Artwork
Untitled

Untitled is an ink print by Davis. It dates from 1931 and is held in the collection of the Museum of Modern Art.
About this work
Overview
Created in 1931, this lithograph by Stuart Davis is a black-and-white print that exemplifies his engagement with modernist abstraction. Executed during the Great Depression, it reflects Davis’s interest in urban energy and geometric form, produced within the context of federal art initiatives that supported artists during economic hardship.
Subject & Meaning
The composition centers on a stylized, tilted face on the left, its expression ambiguous, surrounded by fragmented architectural elements.
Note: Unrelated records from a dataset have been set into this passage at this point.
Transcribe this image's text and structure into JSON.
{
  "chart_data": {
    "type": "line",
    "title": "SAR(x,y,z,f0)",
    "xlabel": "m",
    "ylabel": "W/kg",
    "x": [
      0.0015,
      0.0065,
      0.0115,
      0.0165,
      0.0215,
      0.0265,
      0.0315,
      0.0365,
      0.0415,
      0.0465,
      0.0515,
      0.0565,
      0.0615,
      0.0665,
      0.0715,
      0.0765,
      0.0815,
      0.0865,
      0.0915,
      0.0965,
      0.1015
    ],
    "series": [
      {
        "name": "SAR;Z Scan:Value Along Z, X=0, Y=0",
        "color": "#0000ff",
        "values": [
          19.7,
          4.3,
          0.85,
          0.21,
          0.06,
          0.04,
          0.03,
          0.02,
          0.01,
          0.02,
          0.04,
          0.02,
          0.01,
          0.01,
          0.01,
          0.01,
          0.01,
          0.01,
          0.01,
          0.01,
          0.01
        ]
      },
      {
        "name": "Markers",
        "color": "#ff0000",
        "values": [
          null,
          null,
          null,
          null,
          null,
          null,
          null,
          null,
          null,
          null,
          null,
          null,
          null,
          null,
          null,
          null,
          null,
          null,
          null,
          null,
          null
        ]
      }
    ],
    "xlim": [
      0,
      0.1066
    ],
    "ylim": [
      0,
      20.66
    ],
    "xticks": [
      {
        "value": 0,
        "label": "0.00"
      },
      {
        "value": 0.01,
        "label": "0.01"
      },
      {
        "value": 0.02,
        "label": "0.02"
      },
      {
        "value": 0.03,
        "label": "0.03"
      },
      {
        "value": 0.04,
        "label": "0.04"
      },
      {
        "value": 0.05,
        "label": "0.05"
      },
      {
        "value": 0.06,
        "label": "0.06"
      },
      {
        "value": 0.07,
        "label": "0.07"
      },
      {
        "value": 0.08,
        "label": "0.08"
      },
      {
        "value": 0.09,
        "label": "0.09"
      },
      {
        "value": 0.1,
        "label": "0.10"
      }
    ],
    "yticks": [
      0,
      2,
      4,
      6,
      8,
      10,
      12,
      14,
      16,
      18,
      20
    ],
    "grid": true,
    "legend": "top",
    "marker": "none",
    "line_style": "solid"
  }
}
To the right, a lamp with a star-shaped shade and a floating curtain suggest domestic or theatrical spaces. These elements are not narrative but evoke the rhythm and dislocation of city life, stripped of realism to emphasize structure over representation.
Technique & Style
Davis employed lithography to achieve sharp, clean lines and flat planes of tone. Forms—faces, buildings, objects—are reduced to angular, interlocking shapes, rejecting perspective in favor of a compressed, two-dimensional space. The absence of color heightens the contrast and structural clarity, aligning the work with his broader modernist approach to visual rhythm and abstraction.
History & Provenance
Made during Davis’s active participation in New Deal art programs, the print emerged from a period when American artists were encouraged to explore national identity through accessible media. Lithography allowed for wider distribution, aligning with the era’s emphasis on public engagement. Its production likely occurred in a shared studio or print workshop supported by federal funding.
Context
Davis’s work in the early 1930s responded to the dynamism of American cities and the influence of jazz improvisation, translating auditory rhythms into visual patterns. This print aligns with contemporaneous experiments in abstraction by artists like Charles Sheeler and Georgia O’Keeffe, though Davis’s focus remained on the urban environment’s fragmented, machine-age energy.
Legacy
The lithograph exemplifies Davis’s contribution to American modernism by demonstrating how traditional printmaking could be adapted to avant-garde visual language. Its emphasis on geometric abstraction and urban motifs influenced later generations of artists exploring the relationship between form, movement, and industrial culture in postwar American art.
Artist & collection
Artist
Edward Stuart Davis (December 7, 1892 – June 24, 1964) was an American modernist painter.